The work is signed, dated 1978 and bears several handwritten inscriptions on the reverse of the canvas.
"The Rest", 1978

The second painting, The Rest , belongs to another fundamental thematic group in the work of Vu Cao Dam: that of the horseman.
In a landscape of red, green, and turquoise hues, a figure dressed in blue appears seated beside her horse. The scene seems suspended in a silent and meditative atmosphere.
As is often the case with this artist, the subject matter likely draws its origins from the poetic world of Kiều's novel . However, Vu Cao Dam avoids any precise narrative. The work functions primarily as an emotional evocation.

The freedom of the touch, the successive transparencies and the superimpositions of colors fully testify here to the mastery achieved by the painter in the 1970s.
Two works that remained unpublished for over twenty years
The history of these paintings further contributes to their interest.
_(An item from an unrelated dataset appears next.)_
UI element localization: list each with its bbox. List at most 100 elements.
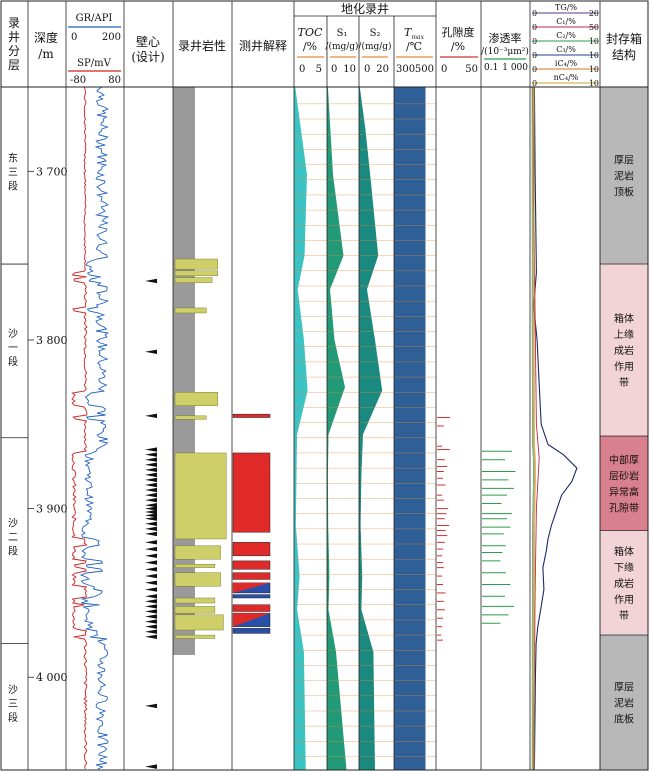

According to provenance information, the works were discovered almost by chance in the early 2000s in a French consignment shop by discerning collectors who immediately recognized their quality and authenticity. Kept ever since in the same private French collection, they had remained completely unseen on the market until now.
Their reappearance thus offers a rare opportunity to rediscover two emblematic compositions from Vu Cao Dam's later period.
Vu Cao Dam and the international market today
For the past fifteen years or so, the market for modern Vietnamese art has experienced spectacular growth internationally. The works of Vu Cao Dam, Le Pho, and Mai Thu are now among the most sought-after in 20th-century Asian art.
Major auction houses such as Sotheby's and Christie's have played a significant role in this international recognition, with results regularly reaching several hundred thousand euros for major works.
Collectors are particularly interested in works from the late French period, where Vu Cao Dam probably achieved the freest and most poetic expression of his art.
Through Maternity and Rest , this entire intimate, literary and musical dimension reappears today: a painting of memory and light, which has become one of the most singular signatures of 20th century Vietnamese modernity.